I remember her fondly because in those days, journalism students had to take three years of a foreign language to graduate.  Our participation was generally grudging, and because she said  few of us were going to be speaking Spanish in our professions – it did not seem as useful then as it is today – and as a result, she focused mostly on literacy through Spanish literature and culture. 

The street naming committee of Memphis City Council recommends that Audubon Park, named for one of America’s most famous naturalists and ornithologist, be renamed for my former teacher. 

She deserves to be honored, but there surely is a better way.

Audubon Park

Audubon Park is named for one of America’s greatest naturalists and ornithologists.  His breathtaking drawings remain even today as the definitive images of birds and nature, and some of them were captured by him as he floated down the Mississippi River on a keelboat.

Memphis was a stop on his journey to New Orleans, and the city was right to celebrate its connections to arguably the country’s greatest naturalist.

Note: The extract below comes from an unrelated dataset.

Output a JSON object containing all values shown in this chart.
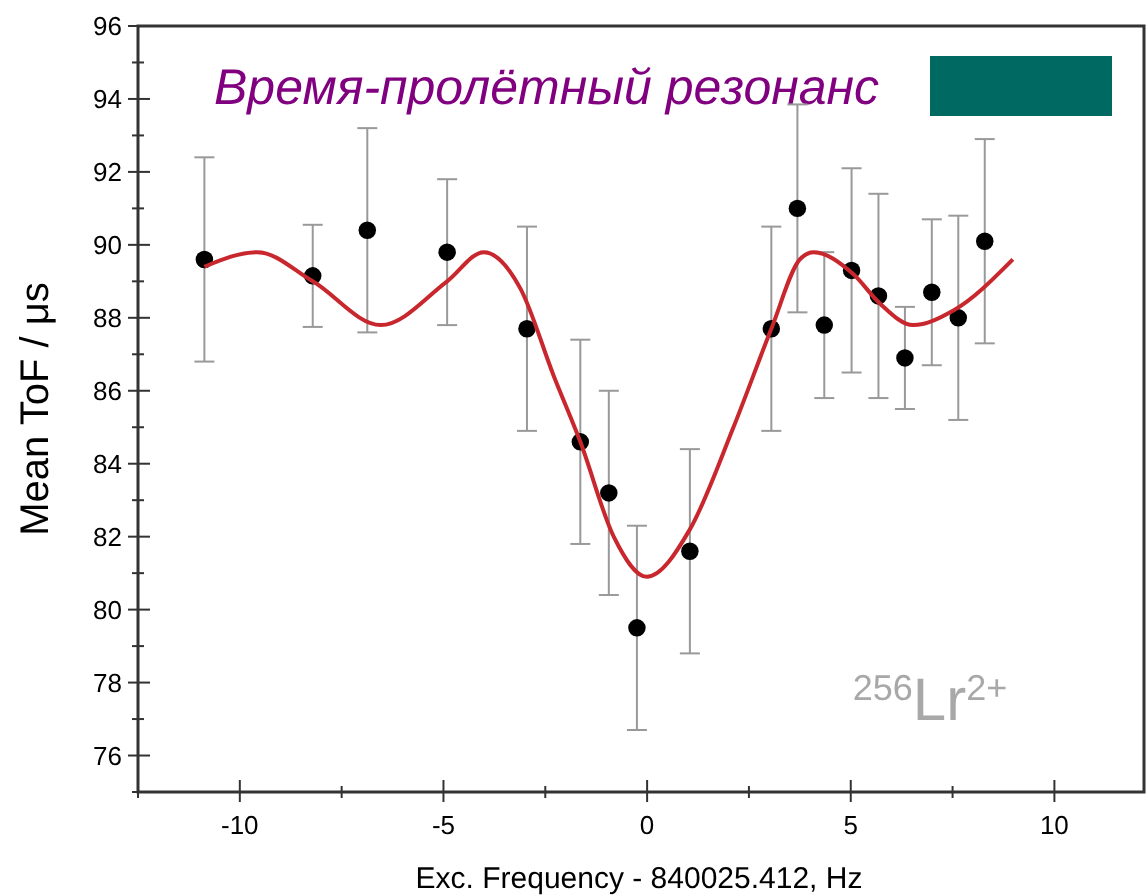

The committee is right to honor and celebrate the life of Dr. DaCosta-Willis but it would be stronger if there were a nexus between her leadership and the honorific.  For example, a building at University of Memphis or the University of Memphis’ Park Avenue Campus or Southern Avenue or Park Avenue itself.

As for Audubon, his journal featured drawings made while he was in Memphis

Audubon in Memphis

Here’s Audubon’s entry from December 1, 1820, when Memphis was less than one year old and was largely a hardscrabble pioneer village that gave few indications of its future growth.  This is reprinted from an issue of Memphis magazine in 1984:

“I went a shore to a House about 5 Miles above Wolf River in a sharp running Bend, saw 2 beautifull Trees the Pride of China here the High Land is within 2 miles of the River and the spot on never overflows, these are remarkable spots.

“We are Landed immediately at the foot of Old Fort Pickering. We Walked up to it through a very narrow crooked path, and found in a very decayed situation; the Position a Beautiful one the Land Rich about it — and were told that the Spaniards own it. it was an agreable spot to live at — about 2 miles above this, the Mouth of Wolf river came in from the East, and is the Landing place of a Town Called Memphis — have runned 24 miles — Saw some Towe Buntings and Many Sparrows —

“I saw this afternoon Two Eagles Coatiting — the femelle was on a Very high Limb of a Tree and squated at the approach of the Male, who came Like a Torrent, alighted on her and quakled shrill untill he sailed off the femelle following him and zig zaging herself through the air — this is scarce proof I have had the pleasure of witnessing of these and all of the Falco Genus breeding much Earlier than any Other Land Birds —

“As soon as we had eat our Common Breakfast fried Bacon and Soaked Biscuits — Joseph [Audubon’s assistant] went to his station and I to Mine, i.e., he rowed the skiff and I steering it — Went to the Little Prairie …

“I shot a Beautifull White headed Eagle Falco Leucocephalus — probably 150 yards off, My Ball Went through its body —

“Returned to our Boats immediately and began My Drawings — it is a Handsome Male —”

Audubon was still working on the drawing three days later, November 26th, on which day he noted that the thermometer was down to 22 degrees. That might explain the glint of ice the viewer can still detect in that eagle’s eye.

The drawing was finished the next day, Audubon noting that the “Noble Bird weighed 8½ lb.”